Common methods for P/D Separation:

  1. Parameter Sharding

    • Use vLLM’s support for Megatron-LM / DeepSpeed to shard parameters across GPUs;
    • Aggregate only during inference computation, without storing the full model on each device.
  2. KV Cache Separation (Data Sharding)

    • With vLLM’s PagedAttention, KV Cache can be stored in separate GPUs or Host memory;
    • Pages are swapped on demand during inference, similar to an OS virtual memory mechanism.
  3. Pipeline Parallelism

    • Divide model computation into stages: earlier layers run on parameter nodes, later layers on data nodes;
    • Data passes through the pipeline stage by stage, while parameters remain sharded and resident.

Hands-on P/D Separation with vLLM

We will provide two parts:

  • Configuration example: How to specify parameter and data placement in a multi-GPU environment;
  • Code example: How to load the model and run inference with parameters resident and data dynamically allocated.

Configuration Example

Suppose we have 4 GPUs:

  • GPU 0,1: Dedicated for model parameters (P);
  • GPU 2,3: Mainly for KV Cache and dynamic data (D).

We can start vLLM with:

CUDA_VISIBLE_DEVICES=0,1,2,3 \
python -m vllm.entrypoints.api_server \
    --model /path/to/llama-2-70b \
    --tensor-parallel-size 2 \
    --gpu-memory-utilization 0.85 \
    --enable-chunked-prefill \
    --enforce-eager \
    --kv-cache-dtype fp16 \
    --max-num-batched-tokens 4096

Key points:

  • --tensor-parallel-size 2: Store parameter shards only on GPU 0,1;
  • --gpu-memory-utilization: Control parameter memory usage, leaving space for data;
  • --kv-cache-dtype fp16: Reduce KV Cache precision to save data memory;
  • vLLM’s PagedAttention automatically allocates KV Cache to GPU 2,3, falling back to CPU memory if needed.

Code Example

Here’s a Python example:

from vllm import LLM, SamplingParams

# -------- Parameter (P) Separation --------
# tensor_parallel_size=2 means parameters are distributed across GPU 0,1
llm = LLM(
    model="/path/to/llama-2-70b",
    tensor_parallel_size=2,
    gpu_memory_utilization=0.85,
    enforce_eager=True,       # avoid memory fragmentation
    enable_chunked_prefill=True,
    kv_cache_dtype="fp16"     # Data (D) uses lighter cache precision
)

# -------- Data (D) Separation --------
# PagedAttention automatically manages KV Cache placement (GPU2,3 or CPU memory)
sampling_params = SamplingParams(
    temperature=0.8,
    top_p=0.95,
    max_tokens=256
)

prompt = "Explain the benefits of implementing P/D Separation with vLLM."

# Run inference
outputs = llm.generate([prompt], sampling_params)

print("Model output:")
for output in outputs:
    print(output.outputs[0].text)

Verification

During runtime, use nvidia-smi to observe:

  • GPU 0,1 memory remains stable, holding parameters;
  • GPU 2,3 memory fluctuates with request count/sequence length, holding KV Cache;
  • If inputs are too large, KV Cache spills over to CPU memory, but inference continues.
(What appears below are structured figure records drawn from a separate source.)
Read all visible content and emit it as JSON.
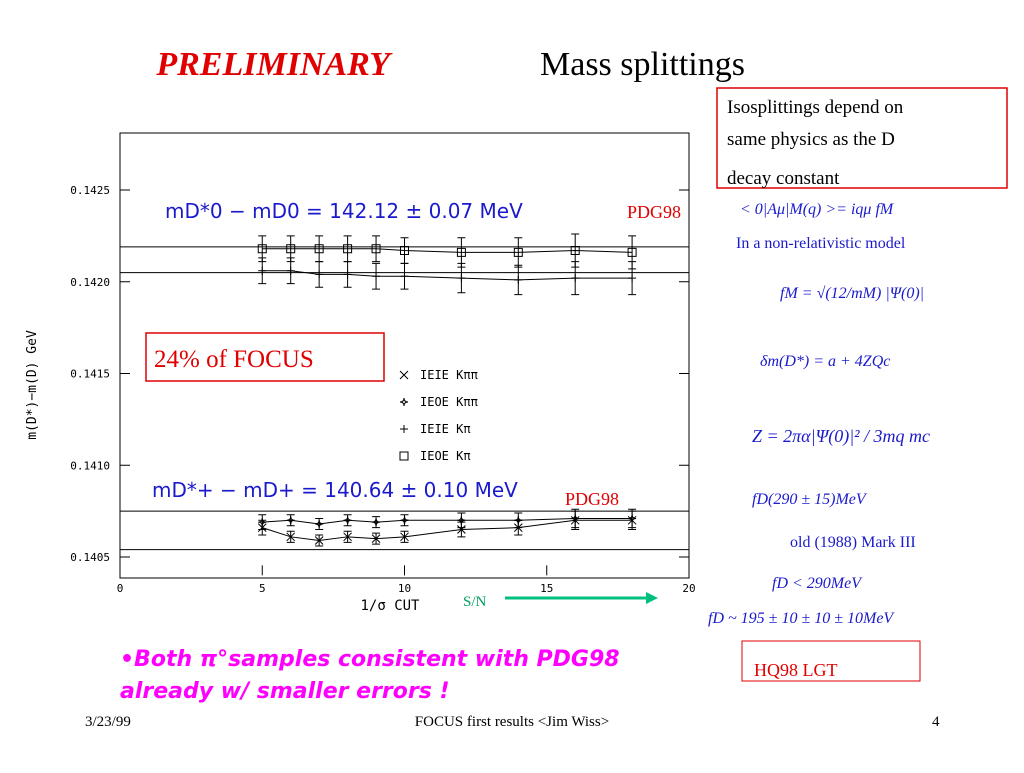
{
  "slide": {
    "title_emph": "PRELIMINARY",
    "title_rest": "Mass splittings",
    "note_box": [
      "Isosplittings depend on",
      "same physics as the D",
      "decay constant"
    ],
    "formulas": [
      "< 0|Aμ|M(q) >= iqμ fM",
      "In a non-relativistic model",
      "fM = √(12/mM) |Ψ(0)|",
      "δm(D*) = a + 4ZQc",
      "Z = 2πα|Ψ(0)|² / 3mq mc",
      "fD(290 ± 15)MeV",
      "old (1988) Mark III",
      "fD < 290MeV",
      "fD ~ 195 ± 10 ± 10 ± 10MeV"
    ],
    "lgt_box": "HQ98 LGT",
    "bullet": [
      "•Both π°samples consistent with PDG98",
      "already w/ smaller errors !"
    ],
    "footer_date": "3/23/99",
    "footer_center": "FOCUS first results <Jim Wiss>",
    "footer_page": "4"
  },
  "chart_data": {
    "type": "scatter",
    "xlabel": "1/σ CUT",
    "ylabel": "m(D*)−m(D) GeV",
    "xlim": [
      0,
      20
    ],
    "xticks": [
      0,
      5,
      10,
      15,
      20
    ],
    "ylim": [
      0.1404,
      0.1428
    ],
    "yticks": [
      0.1405,
      {
        "value": 0.141,
        "label": "0.1410"
      },
      0.1415,
      {
        "value": 0.142,
        "label": "0.1420"
      },
      0.1425
    ],
    "x": [
      5,
      6,
      7,
      8,
      9,
      10,
      12,
      14,
      16,
      18
    ],
    "series": [
      {
        "name": "IEIE Kππ",
        "marker": "x",
        "color": "#000000",
        "connect": true,
        "values": [
          0.14066,
          0.14061,
          0.14059,
          0.14061,
          0.1406,
          0.14061,
          0.14065,
          0.14066,
          0.1407,
          0.1407
        ],
        "errors": [
          4e-05,
          3e-05,
          3e-05,
          3e-05,
          3e-05,
          3e-05,
          4e-05,
          4e-05,
          5e-05,
          5e-05
        ]
      },
      {
        "name": "IEOE Kππ",
        "marker": "star",
        "color": "#000000",
        "connect": true,
        "values": [
          0.14069,
          0.1407,
          0.14068,
          0.1407,
          0.14069,
          0.1407,
          0.1407,
          0.1407,
          0.14071,
          0.14071
        ],
        "errors": [
          4e-05,
          3e-05,
          3e-05,
          3e-05,
          3e-05,
          3e-05,
          4e-05,
          4e-05,
          5e-05,
          5e-05
        ]
      },
      {
        "name": "IEIE Kπ",
        "marker": "plus",
        "color": "#000000",
        "connect": true,
        "values": [
          0.14206,
          0.14206,
          0.14204,
          0.14204,
          0.14203,
          0.14203,
          0.14202,
          0.14201,
          0.14202,
          0.14202
        ],
        "errors": [
          7e-05,
          7e-05,
          7e-05,
          7e-05,
          7e-05,
          7e-05,
          8e-05,
          8e-05,
          9e-05,
          9e-05
        ]
      },
      {
        "name": "IEOE Kπ",
        "marker": "square",
        "color": "#000000",
        "connect": true,
        "values": [
          0.14218,
          0.14218,
          0.14218,
          0.14218,
          0.14218,
          0.14217,
          0.14216,
          0.14216,
          0.14217,
          0.14216
        ],
        "errors": [
          7e-05,
          7e-05,
          7e-05,
          7e-05,
          7e-05,
          7e-05,
          8e-05,
          8e-05,
          9e-05,
          9e-05
        ]
      }
    ],
    "reference_lines": [
      0.14219,
      0.14205,
      0.14075,
      0.14054
    ],
    "annotations": [
      "mD*0 − mD0 = 142.12 ± 0.07 MeV",
      "PDG98",
      "mD*+ − mD+ = 140.64 ± 0.10 MeV",
      "PDG98",
      "24% of FOCUS",
      "S/N"
    ]
  }
}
Practical Effects and Benefits

With P/D Separation, the benefits are:

  • Improved GPU utilization: Clear division between parameters and data avoids memory conflicts;
  • Support for larger batch sizes: Scalable data memory yields higher throughput;
  • Lower costs: Parameters can reside on high-end GPUs, while data can use mid-range GPUs or CPU memory in a tiered storage design;
  • Flexibility: Adapts to diverse hardware setups (A100 + H100, GPU + CPU, GPU + NVMe).
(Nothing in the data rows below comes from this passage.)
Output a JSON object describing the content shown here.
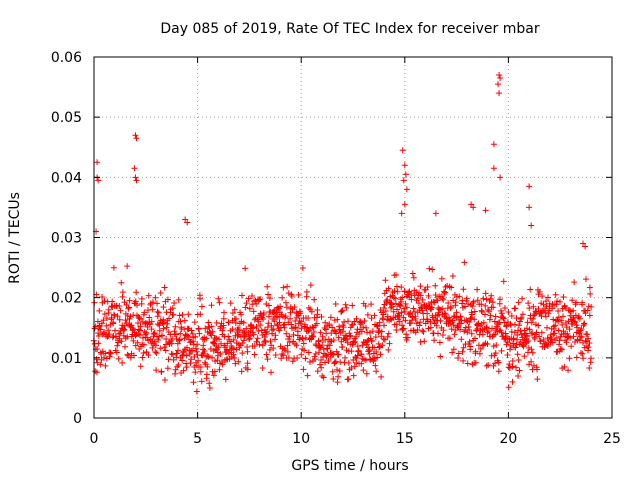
{
  "chart_data": {
    "type": "scatter",
    "title": "Day 085 of 2019, Rate Of TEC Index for receiver mbar",
    "xlabel": "GPS time / hours",
    "ylabel": "ROTI / TECUs",
    "xlim": [
      0,
      25
    ],
    "ylim": [
      0,
      0.06
    ],
    "xticks": [
      0,
      5,
      10,
      15,
      20,
      25
    ],
    "xtick_labels": [
      "0",
      "5",
      "10",
      "15",
      "20",
      "25"
    ],
    "yticks": [
      0,
      0.01,
      0.02,
      0.03,
      0.04,
      0.05,
      0.06
    ],
    "ytick_labels": [
      "0",
      "0.01",
      "0.02",
      "0.03",
      "0.04",
      "0.05",
      "0.06"
    ],
    "grid": true,
    "marker": "+",
    "color": "#ff0000",
    "data_span_hours": [
      0,
      24
    ],
    "typical_band": [
      0.005,
      0.025
    ],
    "series": [
      {
        "name": "ROTI",
        "outliers": [
          {
            "x": 0.15,
            "y": 0.0425
          },
          {
            "x": 0.15,
            "y": 0.04
          },
          {
            "x": 0.2,
            "y": 0.0395
          },
          {
            "x": 0.1,
            "y": 0.031
          },
          {
            "x": 2.0,
            "y": 0.047
          },
          {
            "x": 2.05,
            "y": 0.0465
          },
          {
            "x": 1.95,
            "y": 0.0415
          },
          {
            "x": 2.0,
            "y": 0.04
          },
          {
            "x": 2.05,
            "y": 0.0395
          },
          {
            "x": 4.4,
            "y": 0.033
          },
          {
            "x": 4.5,
            "y": 0.0325
          },
          {
            "x": 14.9,
            "y": 0.0445
          },
          {
            "x": 15.0,
            "y": 0.042
          },
          {
            "x": 15.05,
            "y": 0.0405
          },
          {
            "x": 14.95,
            "y": 0.0395
          },
          {
            "x": 15.1,
            "y": 0.038
          },
          {
            "x": 15.0,
            "y": 0.0355
          },
          {
            "x": 14.85,
            "y": 0.034
          },
          {
            "x": 16.5,
            "y": 0.034
          },
          {
            "x": 18.2,
            "y": 0.0355
          },
          {
            "x": 18.3,
            "y": 0.035
          },
          {
            "x": 18.9,
            "y": 0.0345
          },
          {
            "x": 19.3,
            "y": 0.0455
          },
          {
            "x": 19.3,
            "y": 0.0415
          },
          {
            "x": 19.55,
            "y": 0.057
          },
          {
            "x": 19.6,
            "y": 0.0565
          },
          {
            "x": 19.5,
            "y": 0.0555
          },
          {
            "x": 19.55,
            "y": 0.054
          },
          {
            "x": 19.6,
            "y": 0.04
          },
          {
            "x": 21.0,
            "y": 0.0385
          },
          {
            "x": 21.0,
            "y": 0.035
          },
          {
            "x": 21.1,
            "y": 0.032
          },
          {
            "x": 23.6,
            "y": 0.029
          },
          {
            "x": 23.7,
            "y": 0.0285
          }
        ]
      }
    ]
  }
}
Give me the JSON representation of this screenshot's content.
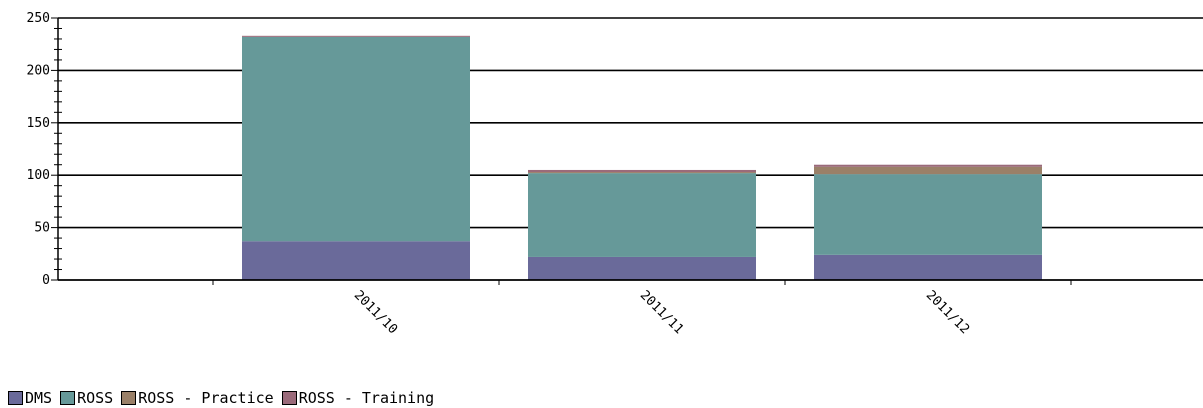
{
  "chart_data": {
    "type": "bar",
    "stacked": true,
    "categories": [
      "2011/10",
      "2011/11",
      "2011/12"
    ],
    "series": [
      {
        "name": "DMS",
        "values": [
          37,
          22,
          24
        ],
        "color": "#6a6a9a"
      },
      {
        "name": "ROSS",
        "values": [
          195,
          80,
          77
        ],
        "color": "#669999"
      },
      {
        "name": "ROSS - Practice",
        "values": [
          0,
          1,
          7
        ],
        "color": "#9a8068"
      },
      {
        "name": "ROSS - Training",
        "values": [
          1,
          2,
          2
        ],
        "color": "#9a6a7a"
      }
    ],
    "y_ticks": [
      "0",
      "50",
      "100",
      "150",
      "200",
      "250"
    ],
    "ylim": [
      0,
      250
    ],
    "grid": true,
    "legend_position": "bottom-left",
    "title": "",
    "xlabel": "",
    "ylabel": ""
  }
}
In practice, combined with vLLM’s PagedAttention, P/D Separation significantly boosts concurrency—achieving multiple times higher throughput on the same hardware.

Conclusion

With efficient KV Cache management and distributed capabilities, the vLLM framework provides a solid foundation for P/D Separation in LLM inference. By decoupling parameters (P) and data (D), we can better utilize hardware resources, improving inference performance and scalability.

Looking ahead, with advances in mixed-precision storage and hierarchical caching (GPU+CPU+NVMe), P/D Separation will likely become the mainstream paradigm for large model inference.